By Brandi Watters, Herald Bulletin Staff Writer

brandi.watters@heraldbulletin.com

ANDERSON - When the fall school year begins in August, a few top school officials will be gone.

Anderson Community Schools Personnel Director Rich Dickerson said recently that he and four other administrators, including the superintendent, have opted to retire at the end of the school year.

Dickerson said Assistant Superintendent Lennon Brown, Highland High School Principal Mark Finger, Superintendent Mikella Lowe and Food Services Director Larry Muckenhiarn have all given notice of retirement. Dickerson is also retiring.

In order to encourage retirement and limit the number of layoffs during its budget deficit, ACS is temporarily offering a $25,000 buyout option for teachers and administrators. As part of the agreement, all five retiring administrators will receive the buyout, along with standard retirement benefits.

In total, ACS has received 22 retirement notices, but will not release the names of teachers who've opted for the buyout over another year at ACS, according to Dickerson.

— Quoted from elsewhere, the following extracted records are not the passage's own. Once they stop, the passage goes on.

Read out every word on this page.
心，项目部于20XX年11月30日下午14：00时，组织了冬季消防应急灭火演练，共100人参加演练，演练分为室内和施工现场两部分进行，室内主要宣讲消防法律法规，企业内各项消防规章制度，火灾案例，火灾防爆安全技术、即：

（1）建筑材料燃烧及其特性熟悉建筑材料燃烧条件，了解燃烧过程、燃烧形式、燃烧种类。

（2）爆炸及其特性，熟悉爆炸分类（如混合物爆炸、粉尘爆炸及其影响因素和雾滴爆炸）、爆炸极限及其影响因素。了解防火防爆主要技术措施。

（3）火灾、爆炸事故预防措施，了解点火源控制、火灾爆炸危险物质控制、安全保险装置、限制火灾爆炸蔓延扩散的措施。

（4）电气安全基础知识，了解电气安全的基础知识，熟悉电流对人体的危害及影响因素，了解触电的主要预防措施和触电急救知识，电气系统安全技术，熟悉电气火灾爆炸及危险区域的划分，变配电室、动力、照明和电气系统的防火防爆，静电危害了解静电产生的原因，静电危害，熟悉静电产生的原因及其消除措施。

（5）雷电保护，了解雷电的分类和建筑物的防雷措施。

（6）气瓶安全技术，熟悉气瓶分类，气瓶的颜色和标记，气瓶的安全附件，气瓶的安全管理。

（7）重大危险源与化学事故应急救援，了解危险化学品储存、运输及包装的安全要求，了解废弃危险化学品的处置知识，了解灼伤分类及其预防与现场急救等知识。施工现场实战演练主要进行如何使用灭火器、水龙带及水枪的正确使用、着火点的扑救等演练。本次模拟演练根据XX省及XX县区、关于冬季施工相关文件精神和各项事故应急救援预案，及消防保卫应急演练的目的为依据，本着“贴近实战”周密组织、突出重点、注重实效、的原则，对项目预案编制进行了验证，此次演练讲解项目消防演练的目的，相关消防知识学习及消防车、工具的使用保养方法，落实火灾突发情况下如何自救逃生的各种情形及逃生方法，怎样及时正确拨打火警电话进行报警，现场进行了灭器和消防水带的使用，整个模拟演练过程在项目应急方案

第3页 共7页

Those names will be made public at the April 14 meeting of the ACS school board.

On Wednesday, rumors indicated that Transportation Director Nancy Farley would also be retiring, and some even suggested that she was being forced out by ACS officials, but Farley said she isn't going anywhere.

"I'm an Anderson Community School girl by birth, and I'll probably die there because I want to see ACS come back to what it used to be," Farley said Wednesday.

Lowe said there was absolutely no truth to the rumor that ACS was trying to force Farley to retire. "I don't know where that rumor came from. I think people start to speculate, and I think sometimes speculation turns to truth as people pass it on."